America’s new High Holy Day is fast approaching. The National Football League’s playoffs will culminate with the Super Bowl on Feb. 1 in Phoenix.

To add grandeur and importance to this already super-hyped event, the NFL affixes Roman numerals to each of these contests. So as we near Super Bowl XLIX, it might be a good time to look back to see how we got here.

The short answer is…television.

It’s hard to imagine now, but just a few decades ago, professional football was not the goliath it has grown to be, but trailed in the race for America’s athletic affections behind baseball, heavyweight boxing, horse racing and even college football. In a documentary, NFL Hall of Famer Sam Huff (who played in the 1950s and ‘60s), recounted how in the very year he appeared on the cover of Time magazine as a superstar linebacker for the New York Giants, the team’s practices had to end by a certain time every afternoon so that he and other players could go to their “day jobs” in a nearby factory so they could support their families.

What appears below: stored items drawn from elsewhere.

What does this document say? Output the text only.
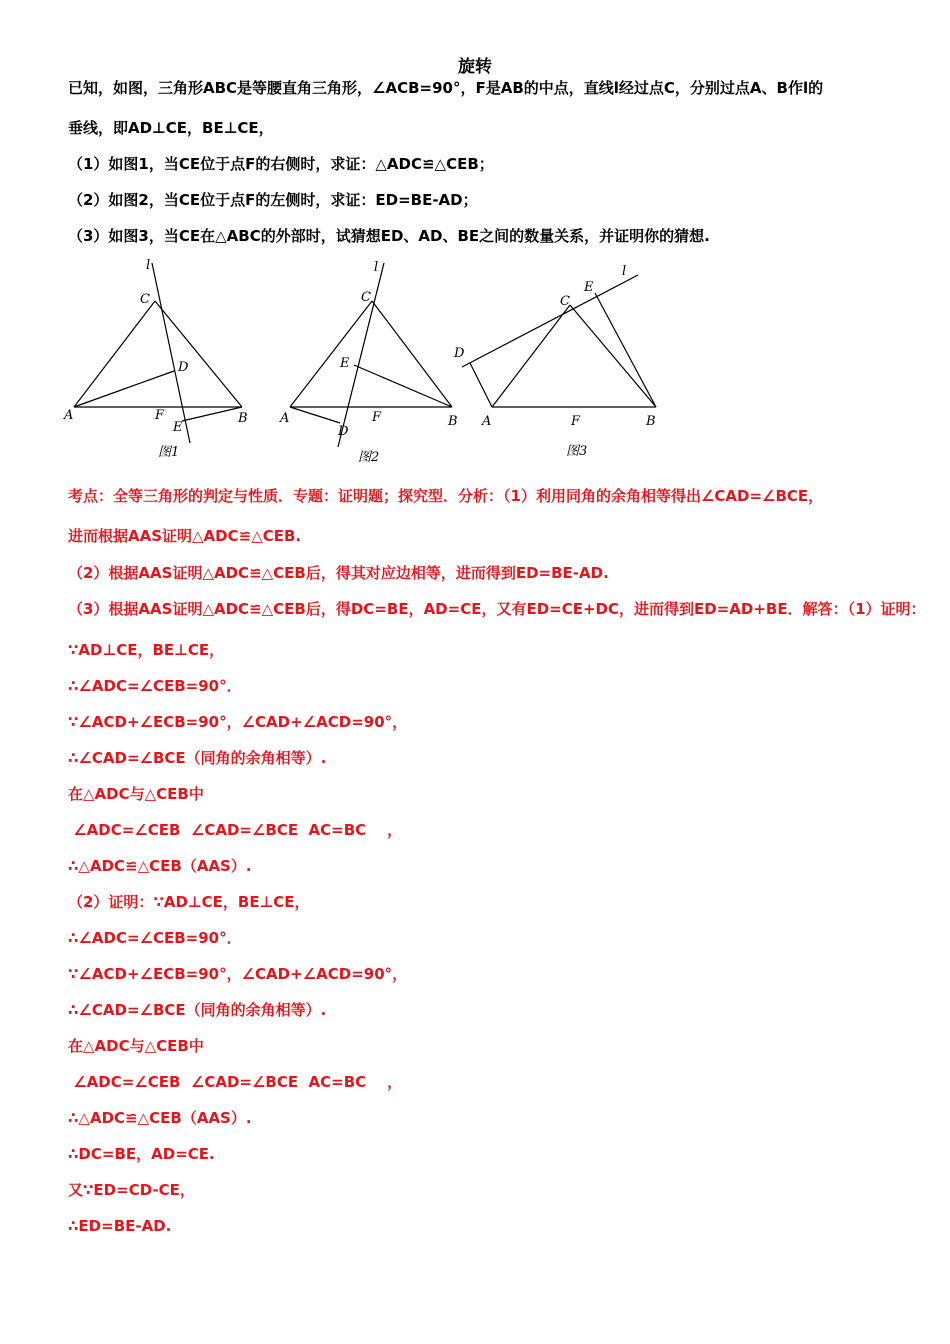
旋转
已知，如图，三角形ABC是等腰直角三角形，∠ACB=90°，F是AB的中点，直线l经过点C，分别过点A、B作l的
垂线，即AD⊥CE，BE⊥CE，
（1）如图1，当CE位于点F的右侧时，求证：△ADC≌△CEB；
（2）如图2，当CE位于点F的左侧时，求证：ED=BE-AD；
（3）如图3，当CE在△ABC的外部时，试猜想ED、AD、BE之间的数量关系，并证明你的猜想.
l
C
D
A	F
E
B
图1
l
C
E
A	F
D
B
图2
l
C
E
D
A	F	B
图3
考点：全等三角形的判定与性质．专题：证明题；探究型．分析：（1）利用同角的余角相等得出∠CAD=∠BCE，
进而根据AAS证明△ADC≌△CEB.
（2）根据AAS证明△ADC≌△CEB后，得其对应边相等，进而得到ED=BE-AD.
（3）根据AAS证明△ADC≌△CEB后，得DC=BE，AD=CE，又有ED=CE+DC，进而得到ED=AD+BE．解答：（1）证明：
∵AD⊥CE，BE⊥CE，
∴∠ADC=∠CEB=90°．
∵∠ACD+∠ECB=90°，∠CAD+∠ACD=90°，
∴∠CAD=∠BCE（同角的余角相等）.
在△ADC与△CEB中
∠ADC=∠CEB  ∠CAD=∠BCE  AC=BC    ，
∴△ADC≌△CEB（AAS）.
（2）证明：∵AD⊥CE，BE⊥CE，
∴∠ADC=∠CEB=90°．
∵∠ACD+∠ECB=90°，∠CAD+∠ACD=90°，
∴∠CAD=∠BCE（同角的余角相等）.
在△ADC与△CEB中
∠ADC=∠CEB  ∠CAD=∠BCE  AC=BC    ，
∴△ADC≌△CEB（AAS）.
∴DC=BE，AD=CE.
又∵ED=CD-CE，
∴ED=BE-AD.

It was a far cry from the multi-million dollar signing bonuses of today and it was television that changed it all. Many historians claim it was one game in particular that catapulted the NFL into its current status as a modern-day juggernaut.

The 1958 NFL championship game between the Baltimore Colts and New York Giants was then the only championship game in NFL history to be decided in overtime. And it was broadcast nationwide, except in the greater New York area because the NFL, worried about filling Yankee Stadium, where the game was played, blacked out local television for the home team.

More than 45 million people watched, a remarkable number considering the population of 1958 America and the fact that the population-dense New York area was not included. It was the perfect game, with many television friendly stars like Johnny Unitas and Frank Gifford and a back and forth excitement which concluded with a touchdown drive in sudden death. It was like a made-for-TV movie.

Like a lot of things in our culture, things that get big are considered better. Not so sure if this applies to the NFL. I do know, even as a card-carrying football fan, that the television excess of the Super Bowl can cause one to ponder.

The cost for a 30-second ad in the first Super Bowl set the advertiser back $42,000. In 2015, that same allotment of time will cost an advertiser $4.5 million.

And just as the revenue stream into the coffers of NFL owners and their broadcasting partners have swelled, so in Newtonian precision has there been an equal and opposite descent in the taste and appropriateness of the television commercials that make it all possible. You could almost make a game at a Super Bowl party of counting how many of the Seven Deadly Sins are represented in any one car, soft drink or beer commercial during the big game’s broadcast.

If there are going to be children present at Super Bowl watching parties, I suggest there be a designated clicker with his hands firmly on the remote control, ready to click away when the next inappropriate million dollar television commercial is beamed directly into the living room.

And speaking of the deadly sins, the NFL and its pact with television have caused a seismic ground swell in the euphemistically called “gaming industry.” According to ESPN.com, Vegas sportsbooks took in 119 million dollars in Super Bowl bets last year.

Being the good Catholic that I am, I often remind my dear Protestant friends that a nice glass of wine and a friendly wager are not incompatible with biblical standards. But the over the top nature of everything Super Bowl makes me feel like breaking out into a chorus of “Onward Christian Soldiers.”  

And speaking of things Christian, Sunday is supposed to be a different day of the week whether you’re Protestant or Catholic. It’s supposed to belong to someone else and it’s supposed to be a time for families to kind of hang low and not do too much.  

In my youth, if a friend called and wanted you to come over to play after Mass, the answer was always the same… no… it’s Sunday. Still, when I was growing up in the last heady days of the 1960s, we watched football games, but the games didn’t interfere with a Mass schedule.

In 1963, the NFL took things a step further when the league decided not to cancel its slate of Sunday games that took place between the assassination of John F. Kennedy on the previous Friday and his burial the following Monday.

The NFL survived that public relations disaster and now, thanks in no small part to television, it owns Sunday in a way that no one ever thought possible. Despite scandalous behavior of players past, present and future, and wardrobe malfunctions to come, it seems the NFL will be with us for quite some time as “America’s Game” on the Lord’s Day and that alone is cause for an instant replay review to see if that’s the correct call.